Corticosteroids. These are anti-inflammatory drugs. They lower the production of certain body chemicals which can cause inflammation.
Bronchodilators. These are drugs that widen the air passages in your lungs. This makes it easier to breathe.
In some cases, surgery may be required. This is mainly for patients with severe cases of pulmonitis, such as lung cancer.
There are several things that you can do in order to prevent or even lower the risk of getting a disease, such as pulmonitis. These include:
Quitting smoking and avoiding second-hand smoke.
Practicing good hygiene by covering your mouth when coughing and washing your hands regularly.
Getting vaccinated against flu and pneumonia.

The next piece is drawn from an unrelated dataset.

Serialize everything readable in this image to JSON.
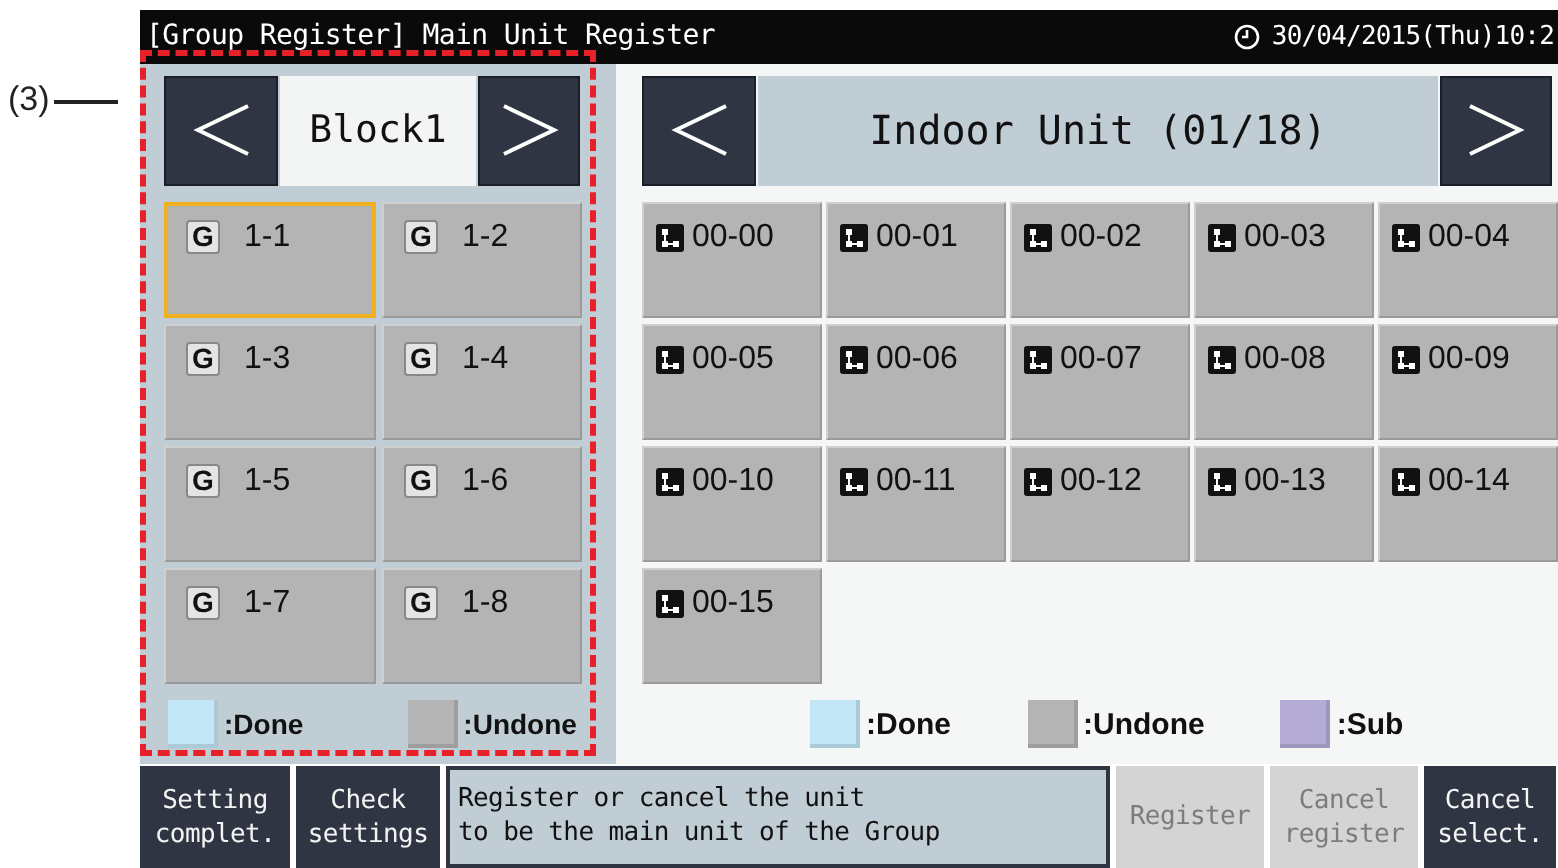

You can get the flu vaccine every year.
Seeking medical attention as soon as possible if you suffer from any of the symptoms listed above.
Pulmonitis: A Serious Medical Condition
Pulmonitis is a serious medical condition which can lead to several other diseases if left untreated. As such, it’s important that you seek medical attention immediately if you suffer from any of the symptoms listed above.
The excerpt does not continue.